Output details
34 - Art and Design: History, Practice and Theory
University of Worcester
'A Quiet Companion': 10 paintings and 10 works on paper (see supporting portfolio for details) first shown at Campden Gallery, Gloucestershire in 2010; the exhibition was accompanied by a folded card publication containing a text by Fisher and 6 colour illustrations.
This practice-based research built on understanding of narratives of landscape developed in previous research. Images with accumulated, layered information and sequences of landscape were examined and compared through the making of ten paintings and ten works on paper. These works explored the potential of a painting or succession of paintings to explore themes of moving from one place, time or idea to another.

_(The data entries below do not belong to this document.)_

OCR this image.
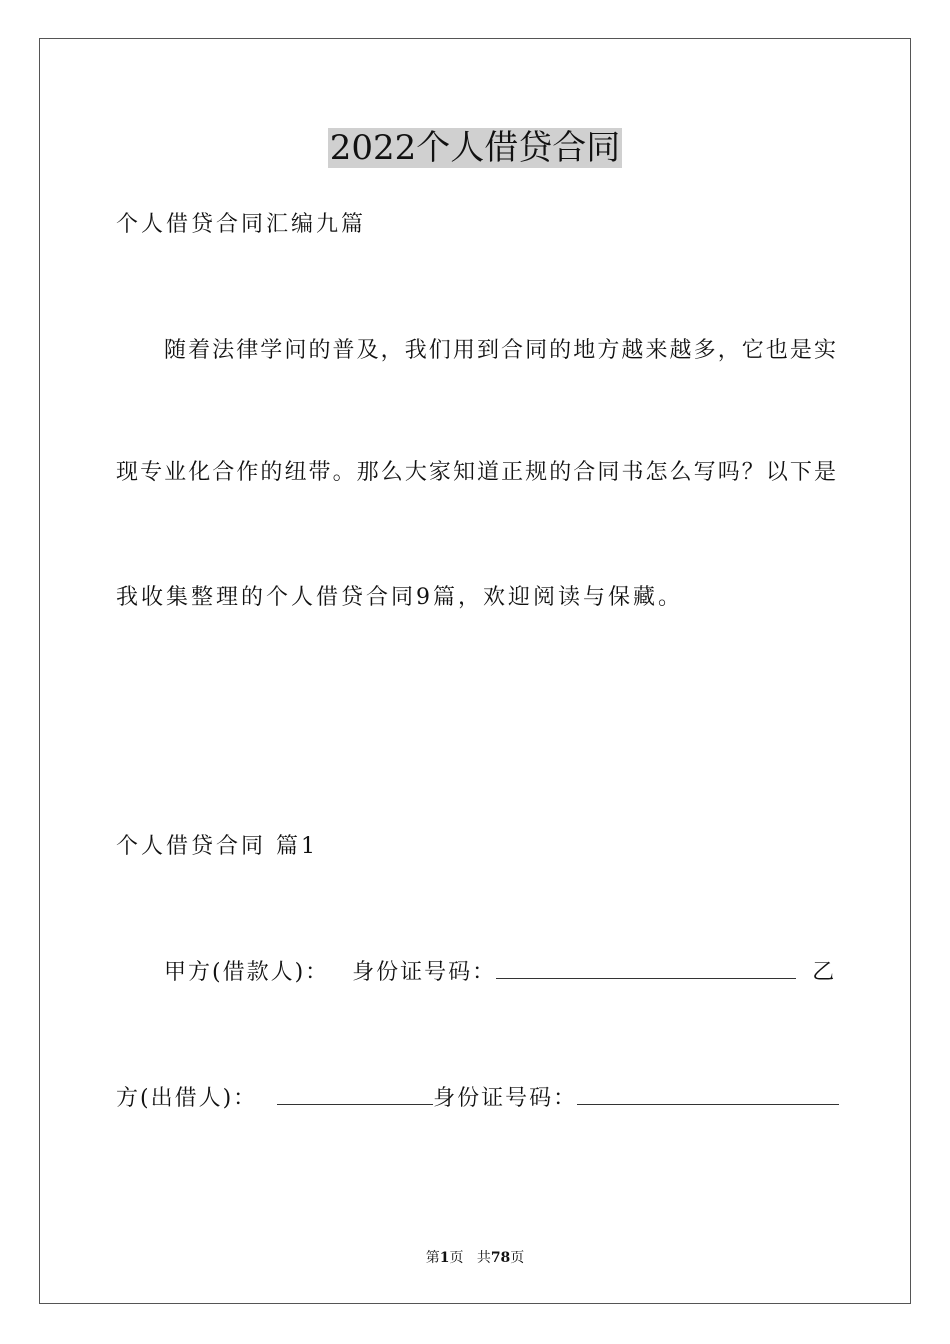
2022个人借贷合同

个人借贷合同汇编九篇

随着法律学问的普及，我们用到合同的地方越来越多，它也是实

现专业化合作的纽带。那么大家知道正规的合同书怎么写吗？以下是

我收集整理的个人借贷合同9篇，欢迎阅读与保藏。

个人借贷合同 篇1

甲方(借款人)： 身份证号码：	乙
方(出借人)：	身份证号码：

第1页 共78页
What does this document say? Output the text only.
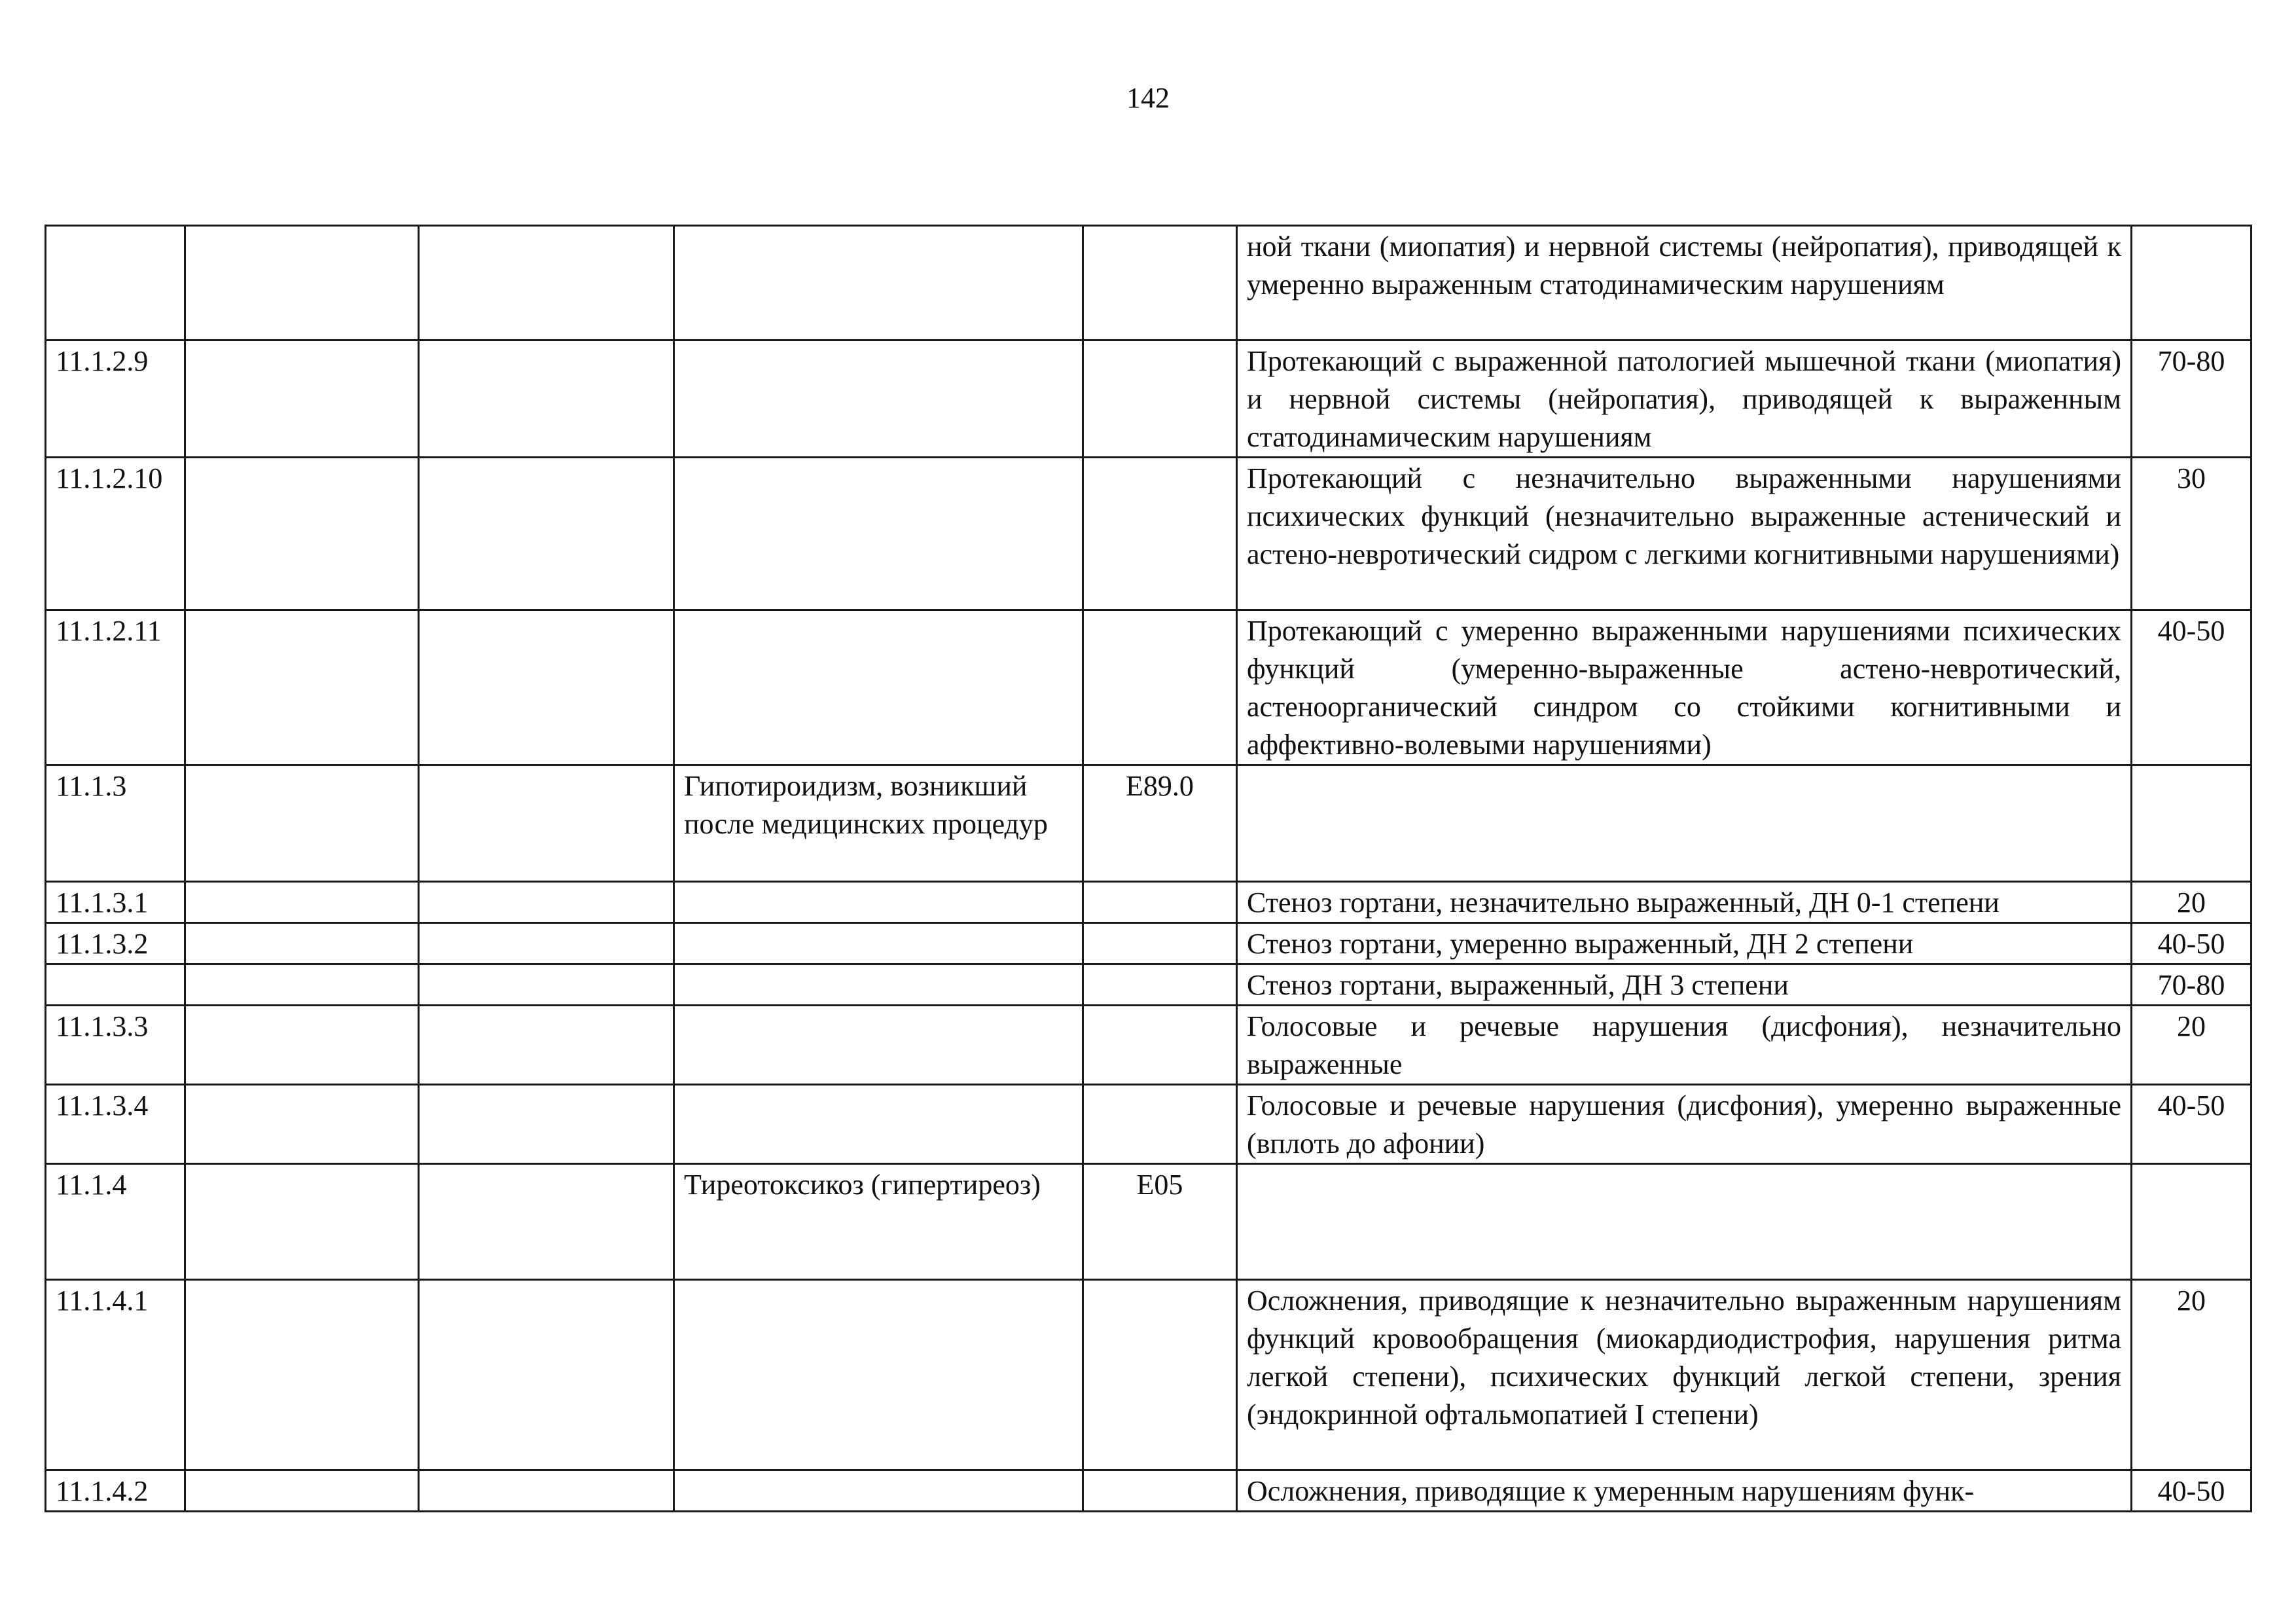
142
					ной ткани (миопатия) и нервной системы (нейропатия), приводящей к умеренно выраженным статодинамическим нарушениям	
11.1.2.9					Протекающий с выраженной патологией мышечной ткани (миопатия) и нервной системы (нейропатия), приводящей к выраженным статодинамическим нарушениям	70-80
11.1.2.10					Протекающий с незначительно выраженными нарушениями психических функций (незначительно выраженные астенический и астено-невротический сидром с легкими когнитивными нарушениями)	30
11.1.2.11					Протекающий с умеренно выраженными нарушениями психических функций (умеренно-выраженные астено-невротический, астеноорганический синдром со стойкими когнитивными и аффективно-волевыми нарушениями)	40-50
11.1.3			Гипотироидизм, возникший после медицинских процедур	E89.0		
11.1.3.1					Стеноз гортани, незначительно выраженный, ДН 0-1 степени	20
11.1.3.2					Стеноз гортани, умеренно выраженный, ДН 2 степени	40-50
					Стеноз гортани, выраженный, ДН 3 степени	70-80
11.1.3.3					Голосовые и речевые нарушения (дисфония), незначительно выраженные	20
11.1.3.4					Голосовые и речевые нарушения (дисфония), умеренно выраженные (вплоть до афонии)	40-50
11.1.4			Тиреотоксикоз (гипертиреоз)	E05		
11.1.4.1					Осложнения, приводящие к незначительно выраженным нарушениям функций кровообращения (миокардиодистрофия, нарушения ритма легкой степени), психических функций легкой степени, зрения (эндокринной офтальмопатией I степени)	20
11.1.4.2					Осложнения, приводящие к умеренным нарушениям функ-	40-50
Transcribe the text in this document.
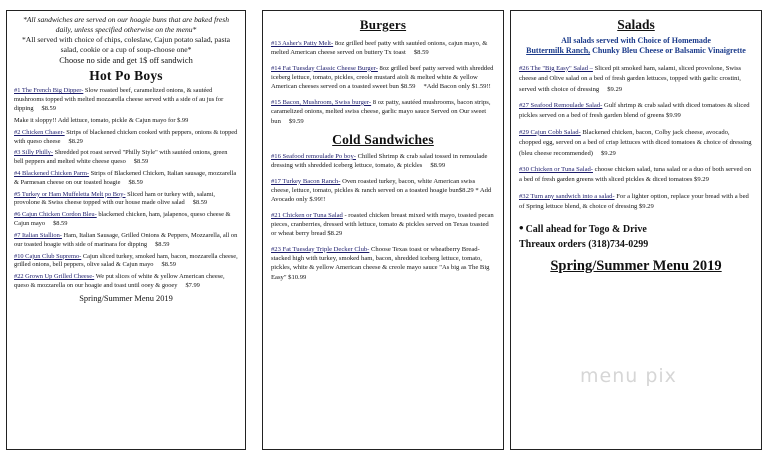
*All sandwiches are served on our hoagie buns that are baked fresh daily, unless specified otherwise on the menu*

*All served with choice of chips, coleslaw, Cajun potato salad, pasta salad, cookie or a cup of soup-choose one*

Choose no side and get 1$ off sandwich

Hot Po Boys

#1 The French Big Dipper- Slow roasted beef, caramelized onions, & sautéed mushrooms topped with melted mozzarella cheese served with a side of au jus for dipping $8.59

Make it sloppy!! Add lettuce, tomato, pickle & Cajun mayo for $.99

#2 Chicken Chaser- Strips of blackened chicken cooked with peppers, onions & topped with queso cheese $8.29

#3 Silly Philly- Shredded pot roast served "Philly Style" with sautéed onions, green bell peppers and melted white cheese queso $8.59

#4 Blackened Chicken Parm- Strips of Blackened Chicken, Italian sausage, mozzarella & Parmesan cheese on our toasted hoagie $8.59

#5 Turkey or Ham Muffeletta Melt po Boy- Sliced ham or turkey with, salami, provolone & Swiss cheese topped with our house made olive salad $8.59

#6 Cajun Chicken Cordon Bleu- blackened chicken, ham, jalapenos, queso cheese & Cajun mayo $8.59

#7 Italian Stallion- Ham, Italian Sausage, Grilled Onions & Peppers, Mozzarella, all on our toasted hoagie with side of marinara for dipping $8.59

#10 Cajun Club Supremo- Cajun sliced turkey, smoked ham, bacon, mozzarella cheese, grilled onions, bell peppers, olive salad & Cajun mayo $8.59

#22 Grown Up Grilled Cheese- We put slices of white & yellow American cheese, queso & mozzarella on our hoagie and toast until ooey & gooey $7.99

Spring/Summer Menu 2019

Burgers

#13 Asher's Patty Melt- 8oz grilled beef patty with sautéed onions, cajun mayo, & melted American cheese served on buttery Tx toast $8.59

#14 Fat Tuesday Classic Cheese Burger- 8oz grilled beef patty served with shredded iceberg lettuce, tomato, pickles, creole mustard aioli & melted white & yellow American cheeses served on a toasted sweet bun $8.59 *Add Bacon only $1.59!!

#15 Bacon, Mushroom, Swiss burger- 8 oz patty, sautéed mushrooms, bacon strips, caramelized onions, melted swiss cheese, garlic mayo sauce Served on Our sweet bun $9.59

Cold Sandwiches

#16 Seafood remoulade Po boy- Chilled Shrimp & crab salad tossed in remoulade dressing with shredded iceberg lettuce, tomato, & pickles $8.99

#17 Turkey Bacon Ranch- Oven roasted turkey, bacon, white American swiss cheese, lettuce, tomato, pickles & ranch served on a toasted hoagie bun$8.29 * Add Avocado only $.99!!

#21 Chicken or Tuna Salad - roasted chicken breast mixed with mayo, toasted pecan pieces, cranberries, dressed with lettuce, tomato & pickles served on Texas toasted or wheat berry bread $8.29

#23 Fat Tuesday Triple Decker Club- Choose Texas toast or wheatberry Bread-stacked high with turkey, smoked ham, bacon, shredded iceberg lettuce, tomato, pickles, white & yellow American cheese & creole mayo sauce "As big as The Big Easy" $10.99

Salads
All salads served with Choice of Homemade
Buttermilk Ranch, Chunky Bleu Cheese or Balsamic Vinaigrette

#26 The "Big Easy" Salad – Sliced pit smoked ham, salami, sliced provolone, Swiss cheese and Olive salad on a bed of fresh garden lettuces, topped with garlic crostini, served with choice of dressing $9.29

#27 Seafood Remoulade Salad- Gulf shrimp & crab salad with diced tomatoes & sliced pickles served on a bed of fresh garden blend of greens $9.99

#29 Cajun Cobb Salad- Blackened chicken, bacon, Colby jack cheese, avocado, chopped egg, served on a bed of crisp lettuces with diced tomatoes & choice of dressing (bleu cheese recommended) $9.29

#30 Chicken or Tuna Salad- choose chicken salad, tuna salad or a duo of both served on a bed of fresh garden greens with sliced pickles & diced tomatoes $9.29

#32 Turn any sandwich into a salad- For a lighter option, replace your bread with a bed of Spring lettuce blend, & choice of dressing $9.29

• Call ahead for Togo & Drive
Threaux orders (318)734-0299
Spring/Summer Menu 2019
menu pix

Further study of landscape in the poetry of John Clare informed the work. Each individual painting in the sequence of works on paper makes reference to a place that Clare experienced. In this way, the series of paintings, seen in sequence, sought to present a visual echo of the narrative of place in Clare: aspects of Clare’s movement through the landscape, his relationship with it, and his internal experience of loss and estrangement are interpreted through the interaction of one painting in the sequence with the next.
The visual effect of enclosure, as described in John Barrel’s ‘The Idea of Landscape and the Sense of Place’ was instructive in making visual representations of movement through landscape. The geometric grid of fences used to divide landscape changes the territory that Clare remembered from one characterised by boundless horizons and a rounded structure, into one compartmentalised and rectilinear.
In the ten paintings, networks of branches were deployed to describe this passage from one status to another. Formally, this suggested a visual pattern of landscape between the organic and circular space of Clare’s childhood and the rectilinear rigidity of enclosure, thereby describing a movement between the two positions.
In depicting a figure moving through such a mesh, or away from it, these paintings suggested new possibilities for reading Clare, and contributed to dialogue concerning the human position in landscape, authorship, audience location, and figure-ground relationships in contemporary painting.